Short-range order and energetics of disordered silicon-carbon alloys

Abstract

Monte Carlo simulations, based on an empirical potential approach, have yielded detailed information about the structural and compositional short-range order as well as the energetics of disordered silicon-carbon alloys. It is found that the network of the amorphous phase deviates from an ideal tetrahedral geometry because a considerable number of carbon atoms are threefold coordinated, especially in the carbon-rich samples. Silicon, on the other hand, retains a coordination number of four. There is no phase separation. Comparing the present results with experimental observations, it is speculated that hydrogenation will promote tetrahedral carbon coordination. In the liquid phase the tendency of carbon towards low coordination dominates the structural characteristics. Silicon coordination in stoichiometric samples is much less than in pure l-Si, indicating persistence of tetrahedral order and covalent bonding. Even at high pressures (∼1 Mbar) carbon coordination remains lower than four, while at this pressure pure l-C is less dense than diamond.

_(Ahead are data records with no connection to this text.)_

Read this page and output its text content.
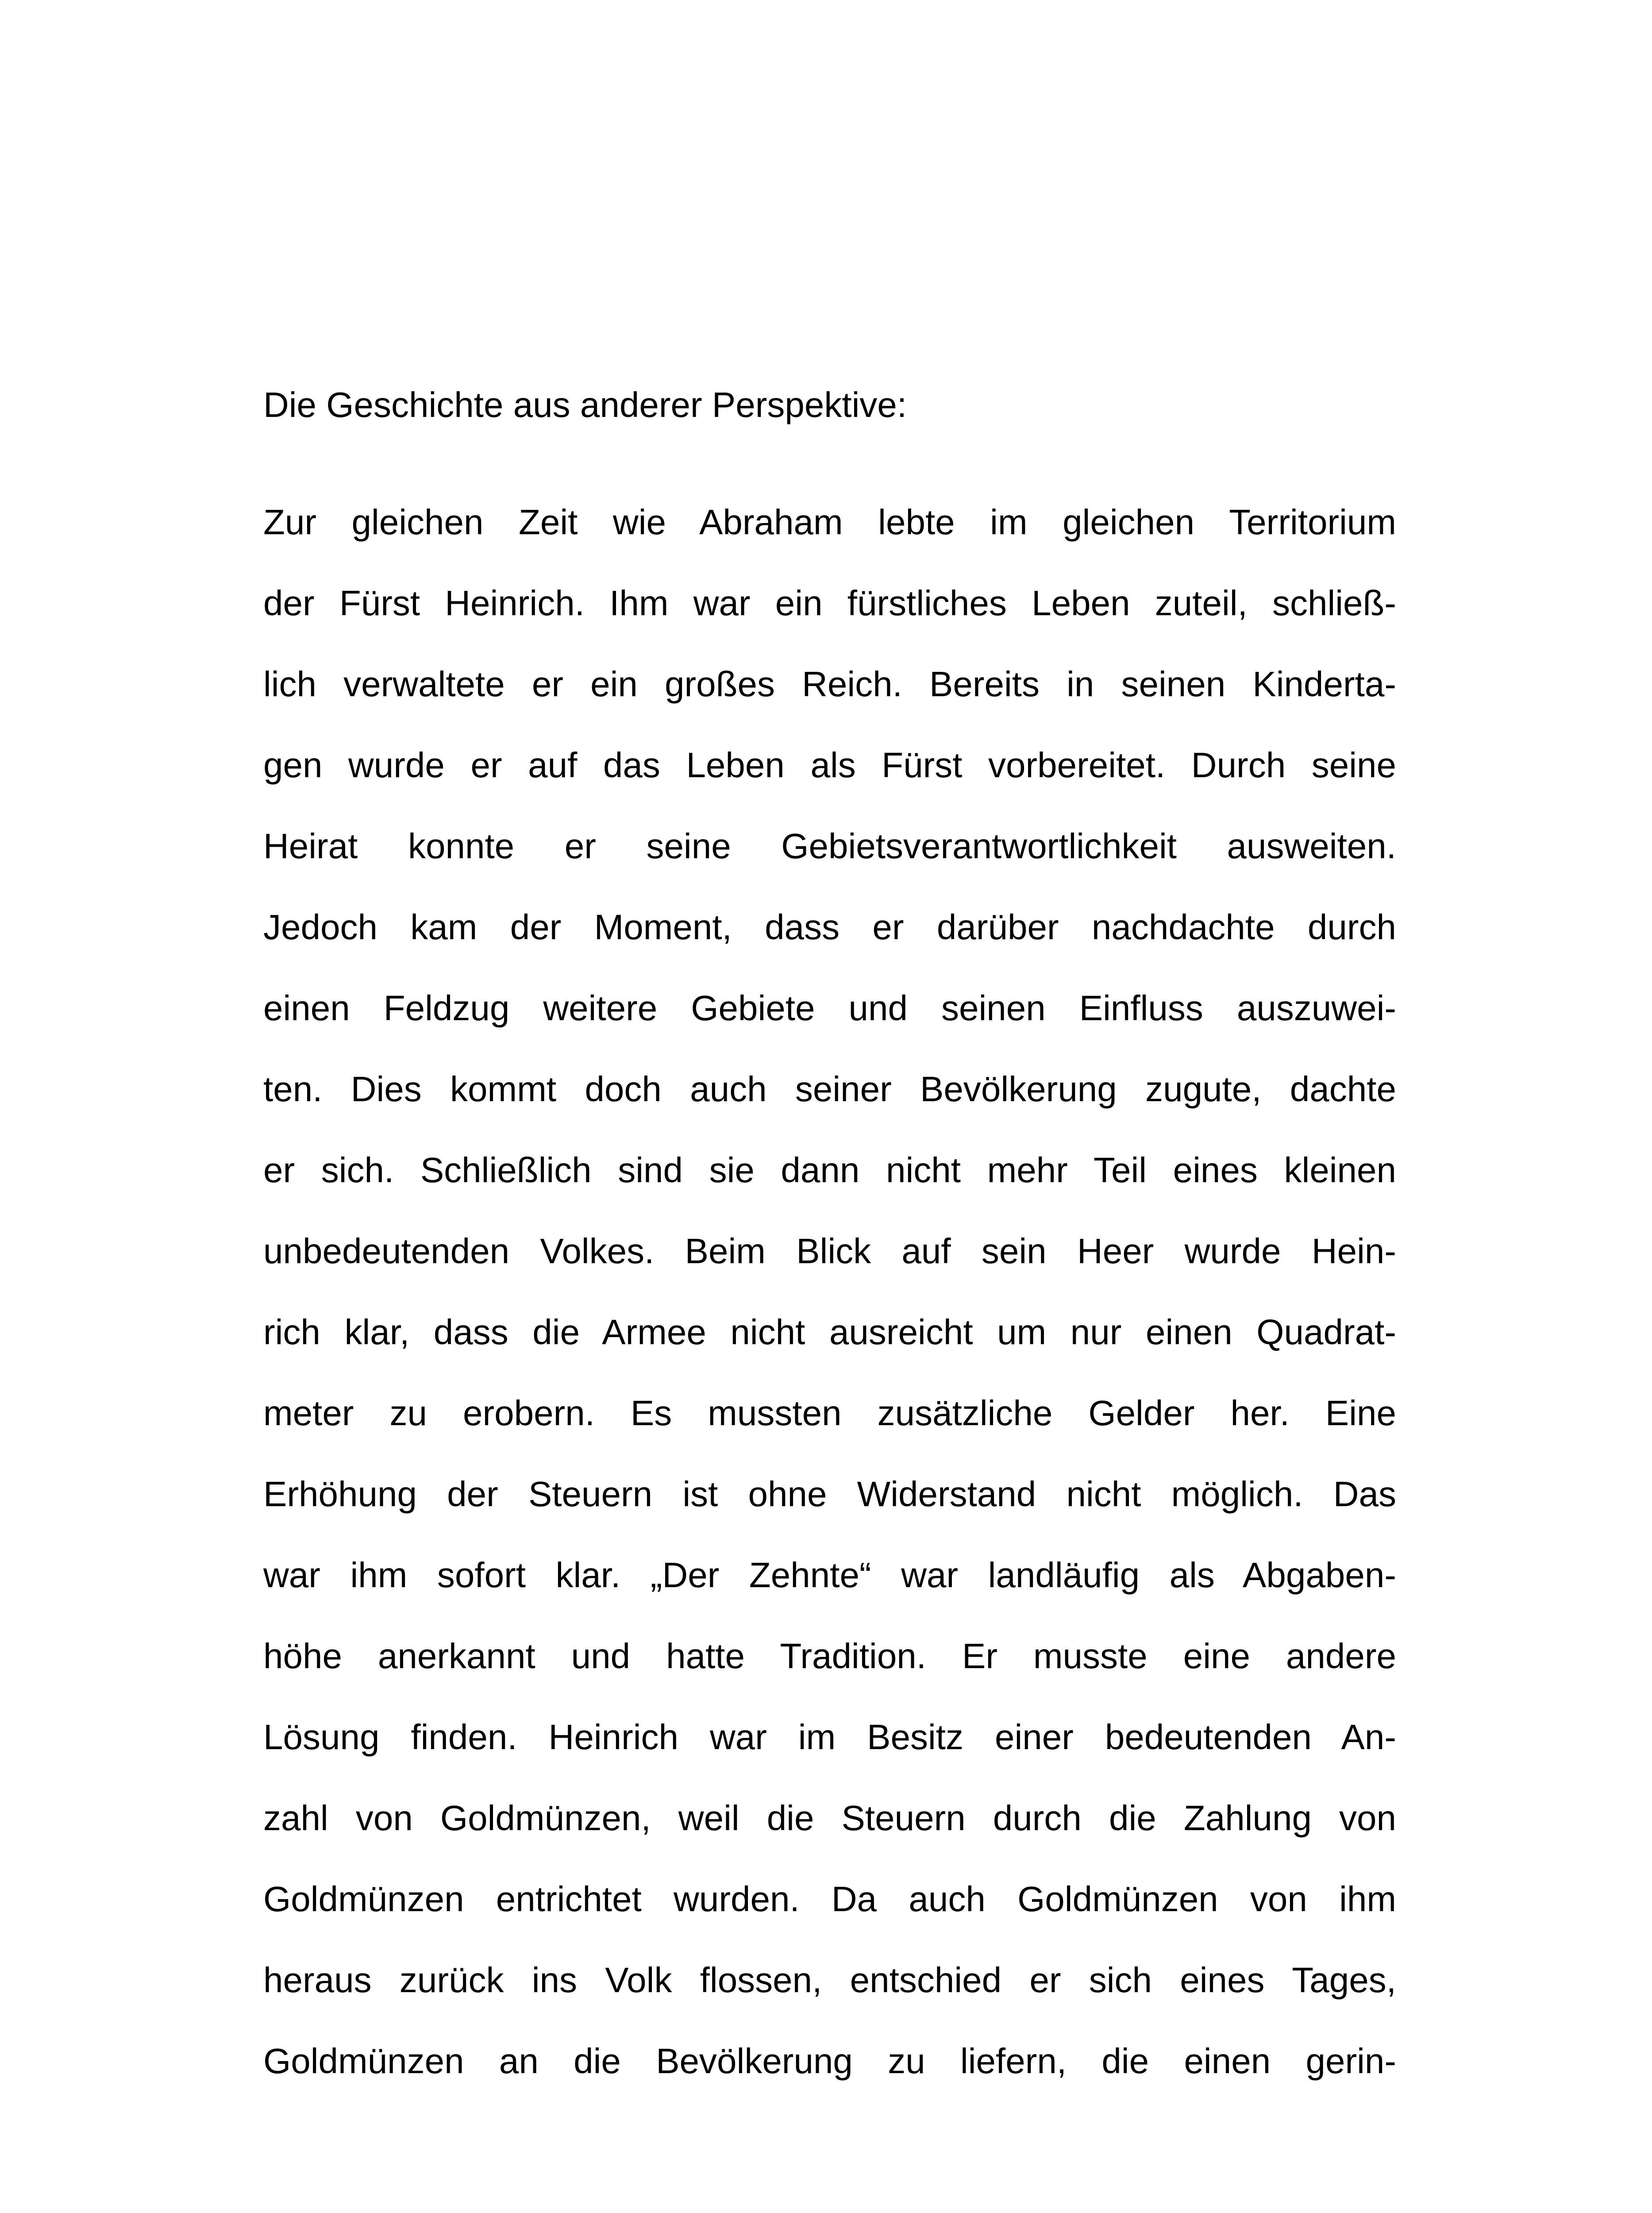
Die Geschichte aus anderer Perspektive:
Zur gleichen Zeit wie Abraham lebte im gleichen Territorium
der Fürst Heinrich. Ihm war ein fürstliches Leben zuteil, schließ-
lich verwaltete er ein großes Reich. Bereits in seinen Kinderta-
gen wurde er auf das Leben als Fürst vorbereitet. Durch seine
Heirat konnte er seine Gebietsverantwortlichkeit ausweiten.
Jedoch kam der Moment, dass er darüber nachdachte durch
einen Feldzug weitere Gebiete und seinen Einfluss auszuwei-
ten. Dies kommt doch auch seiner Bevölkerung zugute, dachte
er sich. Schließlich sind sie dann nicht mehr Teil eines kleinen
unbedeutenden Volkes. Beim Blick auf sein Heer wurde Hein-
rich klar, dass die Armee nicht ausreicht um nur einen Quadrat-
meter zu erobern. Es mussten zusätzliche Gelder her. Eine
Erhöhung der Steuern ist ohne Widerstand nicht möglich. Das
war ihm sofort klar. „Der Zehnte“ war landläufig als Abgaben-
höhe anerkannt und hatte Tradition. Er musste eine andere
Lösung finden. Heinrich war im Besitz einer bedeutenden An-
zahl von Goldmünzen, weil die Steuern durch die Zahlung von
Goldmünzen entrichtet wurden. Da auch Goldmünzen von ihm
heraus zurück ins Volk flossen, entschied er sich eines Tages,
Goldmünzen an die Bevölkerung zu liefern, die einen gerin-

Regarding chemical ordering, the two disordered phases show a characteristic difference. The amorphous samples exhibit a significant degree of ordering (but with homopolar bonds always present), while the liquid has a random distribution of Si and C atoms. This gradual weakening of the Si-C bond is nicely explained by analyzing the total energy of the system into bond energies. The bulk modulus of the amorphous phase is found to be larger than that of c-SiC.